In [1]:
class Distribution:
    """Abstract class for unnormalized distribution"""
    
    def log_density(self, x):
        """
            Computes vectorized log of unnormalized log density
            
            x (torch tensor of shape BxD): B points at which we compute log density
            returns (torch tensor of shape B): \log \hat{\pi}(x) 
        """
        raise NotImplementedError
        
    def grad_log_density(self, x):
        """
            Computes vectorized gradient \nabla_x \log \pi(x)
            
            x (torch tensor of shape BxD): point at which we compute \nabla \log \pi
            returns (torch.tensor of shape BxD): gradients of log density
        """
        # FIXME why clone? (not detach?)
        x = x.clone().requires_grad_()
        logp = self.log_density(x)
        logp.sum().backward()

        return x.grad


class Proposal:
    """Abstract class for proposal"""
    
    def sample(self, x):
        """
            Computes vectorized sample from proposal q(x' | x)
            
            x (torch tensor of shape BxD): current point from which we propose
            returns: (torch tensor of shape BxD) new points
        """
        raise NotImplementedError

    def log_density(self, x, x_prime):
        """
            Computes vectorized log of unnormalized log density
            
            x (torch tensor of shape BxD): B points at which we compute log density
            returns (torch tensor of shape B): \log q(x' | x) 
        """
        raise NotImplementedError


class MCMC:
    def __init__(self, distribution, proposal):
        """
            Constructs MCMC sampler
        
            distribution (Distribution): distribution from which we sample
            proposal (Proposal): MCMC proposal
        """
        self.distribution = distribution
        self.proposal = proposal
    
    def _step(self, x, reject=True):
        batch_size = x.shape[0]

        x_prime = self.proposal.sample(x)
        acceptance_prob = self.acceptance_prob(x_prime, x) if reject else torch.ones(batch_size)
        
        # Keep accepted samples
        mask = torch.rand(batch_size) < acceptance_prob
        x[mask] = x_prime[mask]

        # Keep track of # rejected samples
        self._rejected += (1 - mask).type(torch.float32)

        return x

    def simulate(self, initial_point, n_steps, n_parallel=10):
        """
            Run `n_parallel ` simulations for `n_steps` starting from `initial_point`
            
            initial_point (torch tensor of shape D): starting point for all chains
            n_steps (int): number of samples in Markov chain
            n_parallel (int): number of parallel chains
            returns: dict(
                points (torch tensor of shape n_parallel x n_steps x D): samples
                n_rejected (numpy array of shape n_parallel): number of rejections for each chain
                rejection_rate (float): mean rejection rate over all chains
                means (torch tensor of shape n_parallel x n_steps x D): means[c, s] = mean(points[c, :s])
                variances (torch tensor of shape n_parallel x n_steps x D): variances[c, s, d] = variance(points[c, :s, d])
            )
        """
        xs = []
        x = initial_point.repeat(n_parallel, 1)
        self._rejected = torch.zeros(n_parallel)

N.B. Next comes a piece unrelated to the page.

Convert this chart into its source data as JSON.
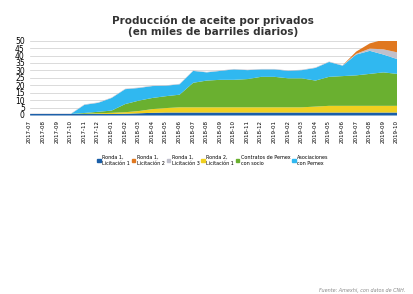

        dim = initial_point.shape[0]
        sums = np.zeros([n_parallel, dim])
        squares_sum = np.zeros([n_parallel, dim])

        # For each chain, for each dim, over all steps
        means = []
        variances = []

        for i in range(n_steps):
            x = self._step(x)
            xs.append(x.numpy().copy())

            sums += xs[-1]
            squares_sum += xs[-1]**2

            mean, squares_mean = sums / (i + 1), squares_sum / (i + 1)
            means.append(mean.copy())
            variances.append(squares_mean - mean**2)

        xs = np.stack(xs, axis=1)
        means = np.stack(means, axis=1)
        variances = np.stack(variances, axis=1)

        return dict(
            points=xs,
            n_rejected=self._rejected.numpy(),
            rejection_rate=(self._rejected / n_steps).mean().item(),
            means=means,
            variances=variances
        )